Athletics – No. 36
- Pitcher
- Born: December 26, 1996 (age 29) Lafayette, Louisiana, U.S.
- Bats: RightThrows: Left

MLB debut
- April 14, 2023, for the Oakland Athletics

MLB statistics (through September 23, 2026)
- Win–loss record: 13–13
- Earned run average: 4.08
- Strikeouts: 269
- Stats at Baseball Reference

Teams
- Oakland Athletics / Athletics (2023–present);

= Hogan Harris =

American baseball player (born 1996)

Hogan Anthony Harris (born December 26, 1996) is an American professional baseball pitcher for the Athletics of Major League Baseball (MLB). He made his MLB debut in 2023.

==Amateur career==
Harris attended St. Thomas More Catholic High School in Lafayette, Louisiana. In 2015, his senior year, he went 6–1 with a 0.67 ERA, earning All-State honors.

Undrafted in the 2015 Major League Baseball draft, he enrolled at University of Louisiana at Lafayette where he played college baseball. In 2016, Harris' freshman year at UL Lafayette, he appeared in 16 games (two starts) in which he went 2–0 with a 3.90 ERA. That summer, he played collegiate summer baseball with the Wareham Gatemen of the Cape Cod Baseball League. As a sophomore in 2017, he compiled a 5–2 record with a 2.66 ERA over 13 games (12 starts), striking out 87 batters over 67 2/3 innings. He returned to the Cape Cod League after the season's end and played for the Yarmouth–Dennis Red Sox. In 2018, Harris' junior season, he missed the first six weeks of the season due to an oblique injury, but eventually returned and went 5–2 with a 2.62 ERA over 12 games (11 starts).

==Professional career==
Following his junior season, Harris was selected by the Oakland Athletics in the third round of the 2018 Major League Baseball draft and signed. He made his professional debut in 2019 with the Vermont Lake Monsters of the Low–A New York–Penn League before being promoted to the Stockton Ports of the High–A California League in July. Over 15 games (13 starts) between the two clubs, Harris pitched to a 1–5 record with a 2.80 ERA, striking out 65 batters over 54 2/3 innings.

Harris did not play in a game in 2020 due to the cancellation of the minor league season because of the COVID-19 pandemic. He missed all of the 2021 season due to an undisclosed injury. He was selected to play in the Arizona Fall League for the Mesa Solar Sox after the season with whom he gave up eight earned runs and 14 walks, alongside striking out 14 batters, over ten innings. He was assigned to the Lansing Lugnuts of the High-A Midwest League to begin the 2022 season. In mid-June, he was promoted to the Midland RockHounds of the Double-A Texas League. In mid-August, he was promoted to the Las Vegas Aviators of the Triple-A Pacific Coast League. Over 23 games (22 starts) between the three teams, he went 2–4 with a 3.42 ERA and 105 strikeouts over 73 2/3 innings.

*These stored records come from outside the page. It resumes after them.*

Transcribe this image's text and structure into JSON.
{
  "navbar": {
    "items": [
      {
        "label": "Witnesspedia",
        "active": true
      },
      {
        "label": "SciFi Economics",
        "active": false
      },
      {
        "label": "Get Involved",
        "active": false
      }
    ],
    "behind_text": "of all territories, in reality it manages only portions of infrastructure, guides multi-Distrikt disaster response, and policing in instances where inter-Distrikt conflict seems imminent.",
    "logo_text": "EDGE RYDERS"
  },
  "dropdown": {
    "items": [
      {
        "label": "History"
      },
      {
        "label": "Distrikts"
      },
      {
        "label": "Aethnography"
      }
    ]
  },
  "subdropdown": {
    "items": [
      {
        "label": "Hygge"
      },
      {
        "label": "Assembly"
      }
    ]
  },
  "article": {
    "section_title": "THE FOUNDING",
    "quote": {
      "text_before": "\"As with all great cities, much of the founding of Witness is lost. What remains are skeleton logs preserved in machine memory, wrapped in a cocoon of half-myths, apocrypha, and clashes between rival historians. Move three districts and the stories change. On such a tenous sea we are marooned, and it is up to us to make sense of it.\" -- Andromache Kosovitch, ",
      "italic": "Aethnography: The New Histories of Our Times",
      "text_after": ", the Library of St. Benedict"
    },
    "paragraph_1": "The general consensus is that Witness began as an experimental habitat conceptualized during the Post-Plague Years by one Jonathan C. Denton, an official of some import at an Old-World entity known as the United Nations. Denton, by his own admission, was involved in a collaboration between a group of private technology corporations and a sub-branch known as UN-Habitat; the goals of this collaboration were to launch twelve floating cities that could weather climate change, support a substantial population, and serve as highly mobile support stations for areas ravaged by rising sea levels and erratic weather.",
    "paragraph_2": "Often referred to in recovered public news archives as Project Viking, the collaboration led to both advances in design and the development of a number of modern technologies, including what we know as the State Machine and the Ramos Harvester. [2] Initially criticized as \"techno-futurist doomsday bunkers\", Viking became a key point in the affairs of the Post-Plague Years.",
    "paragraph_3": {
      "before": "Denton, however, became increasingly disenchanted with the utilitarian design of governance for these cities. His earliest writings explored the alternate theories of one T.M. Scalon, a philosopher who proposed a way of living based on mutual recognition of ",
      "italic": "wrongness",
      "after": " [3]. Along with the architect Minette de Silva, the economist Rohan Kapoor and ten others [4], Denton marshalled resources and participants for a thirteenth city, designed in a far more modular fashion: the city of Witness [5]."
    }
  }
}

On November 15, 2022, the Athletics selected Harris's contract and added him to the 40-man roster to protect him from the Rule 5 draft. Harris was optioned to Triple-A Las Vegas to begin the 2023 season.

On April 14, 2023, Harris was recalled and promoted to the major leagues for the first time. After initially appearing in three games as a reliever, Harris made his first career MLB start against Pittsburgh on June 7. Pitching five innings, Harris earned the win after giving up three earned runs. In 14 games (six starts) for Oakland, he registered a 3–6 record and 7.14 ERA with 56 strikeouts across 63 innings of work. Harris also appeared in 15 games for Triple-A Las Vegas and pitched to a 6.47 ERA over 57 innings.

Harris was optioned to Triple–A Las Vegas to begin the 2024 season. He made 13 starts for Las Vegas during the season, going 3-4 with a 6.35 ERA. He also appeared in 21 games (nine starts) for the Athletics with whom he went 4-4 with a 2.86 ERA over 72 1/3 innings.

To open the 2025 season, Harris was optioned to Las Vegas. He was recalled to the Athletics on April 23, and August 9. He made 48 relief appearances for the Athletics and went 2-1 with a 3.20 ERA and 65 strikeouts over 64 2/3 innings.